For a broader list of tactics beyond print, the roofing marketing ideas roundup covers referral programs, paid ads, and social alongside physical materials.
Before spending more on the next print run, three things are worth checking first:
- Does the website that shows up in step three actually match the quality of the materials
- Does the Google Business Profile show enough recent reviews to survive that quick check
- Does anything catch the call if it comes in after hours or mid-job
Frequently Asked Questions
How do print marketing materials fit into getting more roofing leads?
Print materials build the first layer, local awareness that a crew exists and does good work nearby. The lead only shows up once the person who noticed the sign looks the company up and finds a site and a review profile worth calling. Materials start the search; the digital side finishes it.

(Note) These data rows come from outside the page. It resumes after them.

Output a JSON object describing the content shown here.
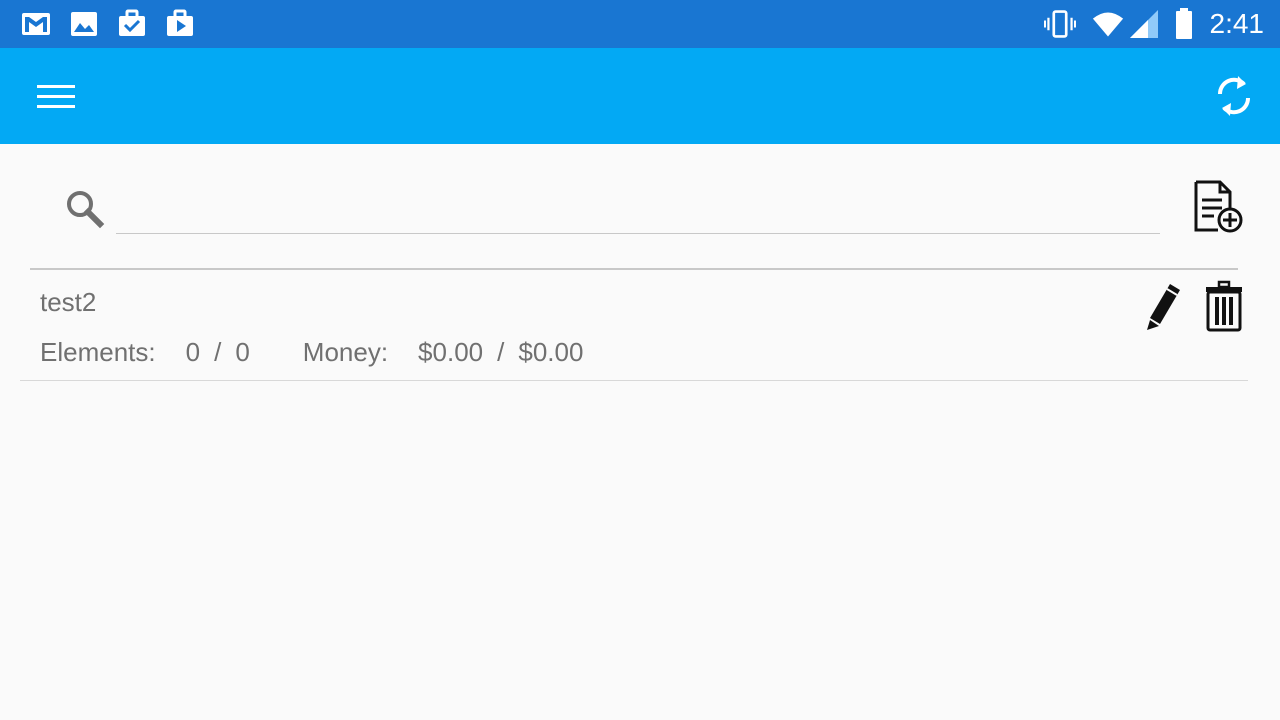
{
  "status_bar": {
    "time": "2:41",
    "left_icons": [
      "gmail-icon",
      "photos-icon",
      "task-done-icon",
      "play-store-icon"
    ],
    "right_icons": [
      "vibrate-icon",
      "wifi-icon",
      "cell-signal-icon",
      "battery-icon"
    ],
    "color": "#1976d2"
  },
  "app_bar": {
    "color": "#03a9f4",
    "menu_icon": "hamburger-menu-icon",
    "sync_icon": "sync-icon"
  },
  "search": {
    "value": "",
    "placeholder": "",
    "icon": "search-icon",
    "add_icon": "add-document-icon"
  },
  "items": [
    {
      "title": "test2",
      "elements_label": "Elements:",
      "elements_done": "0",
      "elements_sep": "/",
      "elements_total": "0",
      "money_label": "Money:",
      "money_spent": "$0.00",
      "money_sep": "/",
      "money_total": "$0.00",
      "edit_icon": "pencil-icon",
      "delete_icon": "trash-icon"
    }
  ]
}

Are roofing marketing materials worth the cost?
They can be, but the return depends on what happens after the print run rather than the print run itself. A truck wrap that drives 10 searches a month is only worth its cost if those 10 searches land somewhere that converts, so the honest answer is to fix the landing spot before spending more on the sign.
Why would I need anything besides the printer or vendor I already use for materials?

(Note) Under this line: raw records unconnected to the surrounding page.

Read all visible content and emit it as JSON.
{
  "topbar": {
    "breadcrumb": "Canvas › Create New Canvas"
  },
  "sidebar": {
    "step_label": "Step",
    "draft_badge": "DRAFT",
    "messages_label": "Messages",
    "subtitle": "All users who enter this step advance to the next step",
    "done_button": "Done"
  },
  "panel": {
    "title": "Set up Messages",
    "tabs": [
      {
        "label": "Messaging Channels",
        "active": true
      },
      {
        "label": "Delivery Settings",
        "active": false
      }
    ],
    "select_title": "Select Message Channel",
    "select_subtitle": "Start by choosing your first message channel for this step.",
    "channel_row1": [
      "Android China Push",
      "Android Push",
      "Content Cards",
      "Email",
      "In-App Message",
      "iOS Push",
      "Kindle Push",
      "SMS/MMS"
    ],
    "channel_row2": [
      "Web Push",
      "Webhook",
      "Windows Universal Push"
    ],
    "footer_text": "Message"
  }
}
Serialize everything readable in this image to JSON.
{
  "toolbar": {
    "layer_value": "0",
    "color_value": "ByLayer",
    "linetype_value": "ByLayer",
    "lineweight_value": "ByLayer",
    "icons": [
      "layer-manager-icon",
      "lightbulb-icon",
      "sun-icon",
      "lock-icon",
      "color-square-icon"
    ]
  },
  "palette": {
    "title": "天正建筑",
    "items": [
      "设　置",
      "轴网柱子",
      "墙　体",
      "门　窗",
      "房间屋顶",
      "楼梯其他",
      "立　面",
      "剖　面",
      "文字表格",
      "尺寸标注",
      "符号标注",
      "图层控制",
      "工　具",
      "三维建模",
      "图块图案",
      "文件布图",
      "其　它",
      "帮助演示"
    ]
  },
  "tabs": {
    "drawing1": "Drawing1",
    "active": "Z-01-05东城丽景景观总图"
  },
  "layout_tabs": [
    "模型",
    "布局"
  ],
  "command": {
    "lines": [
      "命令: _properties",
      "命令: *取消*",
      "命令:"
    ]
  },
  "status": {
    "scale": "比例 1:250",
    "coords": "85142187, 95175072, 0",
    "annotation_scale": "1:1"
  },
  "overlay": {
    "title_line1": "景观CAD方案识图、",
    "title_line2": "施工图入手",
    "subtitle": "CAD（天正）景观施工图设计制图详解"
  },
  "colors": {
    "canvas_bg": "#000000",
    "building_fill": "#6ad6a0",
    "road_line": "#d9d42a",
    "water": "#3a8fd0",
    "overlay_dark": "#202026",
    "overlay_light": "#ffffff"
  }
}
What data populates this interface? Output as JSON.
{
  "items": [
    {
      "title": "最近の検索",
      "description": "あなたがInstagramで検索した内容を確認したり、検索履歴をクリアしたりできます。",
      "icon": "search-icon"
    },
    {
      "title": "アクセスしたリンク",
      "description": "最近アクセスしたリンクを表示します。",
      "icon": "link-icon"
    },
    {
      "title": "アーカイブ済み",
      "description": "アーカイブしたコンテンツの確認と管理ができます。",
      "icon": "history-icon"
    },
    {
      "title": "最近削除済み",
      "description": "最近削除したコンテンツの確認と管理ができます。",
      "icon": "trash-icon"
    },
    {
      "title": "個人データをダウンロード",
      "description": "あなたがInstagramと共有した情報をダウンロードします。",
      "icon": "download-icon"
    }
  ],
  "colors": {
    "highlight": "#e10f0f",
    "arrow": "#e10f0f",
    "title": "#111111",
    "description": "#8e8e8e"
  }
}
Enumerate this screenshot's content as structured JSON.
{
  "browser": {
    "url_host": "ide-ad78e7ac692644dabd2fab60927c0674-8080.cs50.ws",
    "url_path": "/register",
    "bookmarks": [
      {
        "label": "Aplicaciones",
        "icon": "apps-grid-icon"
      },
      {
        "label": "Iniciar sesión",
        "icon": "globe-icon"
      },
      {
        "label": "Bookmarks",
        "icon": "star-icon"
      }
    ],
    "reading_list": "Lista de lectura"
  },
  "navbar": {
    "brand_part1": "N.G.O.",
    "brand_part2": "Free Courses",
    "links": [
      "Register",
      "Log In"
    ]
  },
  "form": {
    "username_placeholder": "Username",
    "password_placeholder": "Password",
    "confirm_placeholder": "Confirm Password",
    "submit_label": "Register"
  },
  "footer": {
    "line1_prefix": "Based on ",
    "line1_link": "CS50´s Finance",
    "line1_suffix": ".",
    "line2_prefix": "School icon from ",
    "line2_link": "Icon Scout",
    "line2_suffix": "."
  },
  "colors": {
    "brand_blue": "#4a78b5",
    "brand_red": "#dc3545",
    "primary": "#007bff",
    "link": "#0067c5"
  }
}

A materials vendor and a digital-conversion system solve different problems. One prints the yard sign and the door hanger. The other makes sure the search that follows actually turns into a booked call, which is a job 70% of roofing companies do not trust the marketing provider they already pay to handle.
Why would this be different from the brochures and truck wraps we already tried with nothing to show for it?
Most materials fail silently because nothing was built to catch the person they reached. The honest fix is closing the gap between the glance the material earns and the call it was supposed to produce.
Does The Trust Process design or print roofing marketing materials?
No. The Trust Process does not design, print, or broker physical marketing materials. It builds the website, local search visibility, and follow-up system that make the materials a crew already has actually pay off.